Premier volet d’une trilogie qui voit le jour grâce à un financement participatif, Du pain et des roses est une adaptation d’Une histoire populaire des États-Unis, l’ouvrage pionnier de Howard Zinn, publié en 1980 dans sa version originale et traduit en France seulement en 2002. Auréolé d’un succès mondial inattendu et désormais considéré comme un classique, ce manuel de contre-histoire reformule à sa manière l’approche développée par Walter Benjamin dans ses Thèses sur le concept d’histoire, qui se proposait d’écrire celle-ci du point de vue des vaincus. Et, s’agissant des vainqueurs, Benjamin et Zinn se réfèrent moins aux nations victorieuses sur le plan militaire qu’aux industriels ayant remporté sur tous les fronts la guerre menée contre les classes laborieuses. « Ce sont toujours les héritiers des vainqueurs qui marchent sur les corps gisants ; l’historien y songe avec effroi et s’écarte autant que possible de cette transmission », écrivait en 1940, peu de temps avant sa mort, Benjamin, dans un style prophétique qui préfigure de manière saisissante la praxis de Zinn.

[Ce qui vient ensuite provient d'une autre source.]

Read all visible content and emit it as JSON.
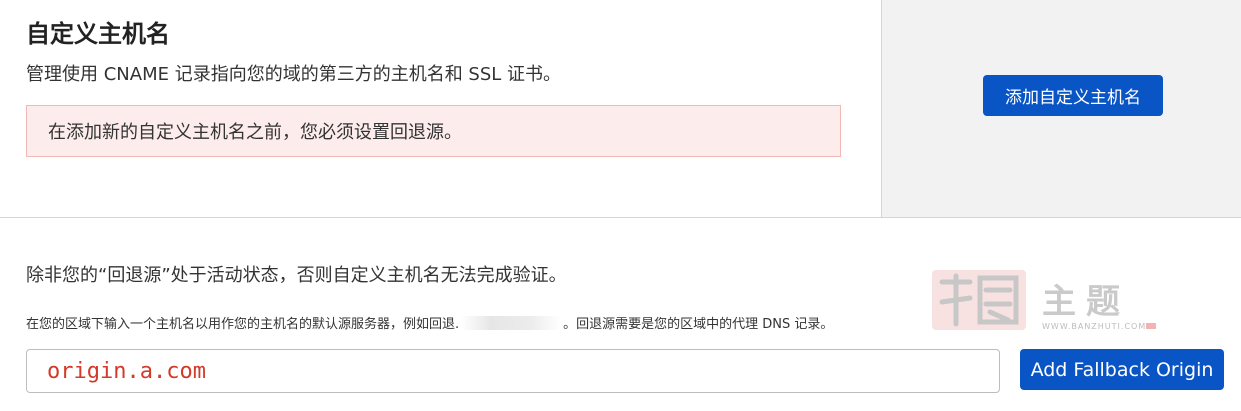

Mythes fondateurs en lambeaux
Le documentaire d’Olivier Azam et de Daniel Mermet – qui fut, 25 ans durant, l’animateur de l’émission culte de France Inter Là-bas si j’y suis – s’inscrit dans la continuité directe de leur précédent, consacré à Noam Chomsky. Le célèbre linguiste et philosophe américain est d’ailleurs mis à contribution dans ce portrait de son ami Howard Zinn, portrait qui n’en est pas tout à fait un, l’ambition étant ici, encore une fois, de porter à l’écran son ouvrage le plus connu, avec un souci pédagogique pris en charge par la narration de Mermet lui-même. Le thème est passionnant et il est difficile de ne pas souscrire à la thèse défendue par Zinn, pour qui l’Amérique triomphale du supposé self-made man doit d’abord sa prospérité à l’exploitation systématique de ses populations et minorités les plus pauvres – Amérindiens, esclaves, Noirs, immigrés, ouvriers. Quand celles-ci ne sont pas envoyées en première ligne de conflits répondant avant tout à des impératifs économiques ou massacrées dans la répression impitoyable des mouvements syndicaux.

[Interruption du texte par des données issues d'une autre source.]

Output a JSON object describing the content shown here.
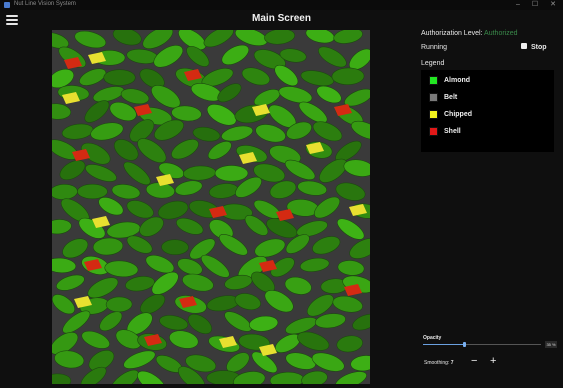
{
  "window": {
    "title": "Nut Line Vision System",
    "minimize": "–",
    "maximize": "☐",
    "close": "✕"
  },
  "header": {
    "title": "Main Screen",
    "menu_icon": "hamburger-icon"
  },
  "status": {
    "authorization_label": "Authorization Level:",
    "authorization_value": "Authorized",
    "authorization_color": "#3a8a4a",
    "running_label": "Running",
    "stop_label": "Stop"
  },
  "legend": {
    "title": "Legend",
    "items": [
      {
        "label": "Almond",
        "color": "#22e622"
      },
      {
        "label": "Belt",
        "color": "#7a7a7a"
      },
      {
        "label": "Chipped",
        "color": "#f2f21e"
      },
      {
        "label": "Shell",
        "color": "#e01818"
      }
    ]
  },
  "opacity": {
    "label": "Opacity",
    "value_text": "35 %",
    "value": 0.35
  },
  "smoothing": {
    "label": "Smoothing:",
    "value": "7",
    "minus": "−",
    "plus": "+"
  }
}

Qu’apporte de plus ce projet au texte que sa lecture ne nous avait déjà appris ? La réponse à cette question tient en partie dans le témoignage de l’historien lui-même, que les documentaristes ont pu rencontrer avant son décès, en 2010, et au travail d’anamnèse auquel il se livre devant la caméra. Fils d’immigrés juifs installés à Brooklyn au début du XXe siècle, Zinn a fait successivement l’expérience de la Grande Dépression et celle de la Seconde Guerre mondiale, qui aura raison de son idéalisme de jeune conscrit antifasciste et fera de lui un pacifiste résolu. En faisant le récit de l’éveil de sa propre conscience de classe, Zinn pose les conditions de la réappropriation légitime de leur discours par les opprimés de tous bords, dont il fut. Plutôt que de s’exprimer au nom des autres, l’universitaire a su rendre à ces derniers la parole qui leur avait été confisquée par la grande Histoire, celle dont ils sont restés longtemps le peuple invisible. « L’avantage des pauvres sur les sociologues, c’est qu’ils savent de quoi ils parlent », affirme la voix off Mermet, qui a eu aussi, avec son collaborateur, la judicieuse idée d’inviter des syndicalistes actuels pour évoquer les épisodes emblématiques des luttes ouvrières états-uniennes dont ils reprennent aujourd’hui le flambeau.
Didactisme à double tranchant
Ces choix paraissent toutefois insuffisants pour sortir ce documentaire de l’ornière du cinéma militant, où la primauté des enjeux politiques et intellectuels à l’ordre du jour relègue souvent toute ambition formelle au second plan. Mais, à partir du moment où il a été décidé de le sortir en salles plutôt que de le programmer à la télévision, on est en droit d’interroger aussi ses enjeux de mise en scène, qui se résument simplement à un montage d’images d’archives et de séquences d’entretiens. Entièrement acquis à la cause de son sujet, Du pain et des roses semble taillé sur mesure pour organiser des projections-débats avec le lectorat du Monde diplomatique, d’où les considérations esthétiques risquent d’être singulièrement absentes. Pourtant, comme l’ont montré des regards différents aussi différents que ceux de Joris Ivens, Jean-Luc Godard ou Guy Debord, la critique sociale, lorsqu’elle prend la forme de l’essai, peut y gagner une beauté qui n’entame en rien sa charge subversive. C’est un peu de cette poésie-là qu’il eût été souhaitable d’injecter dans cet exposé aux allures de cours magistral.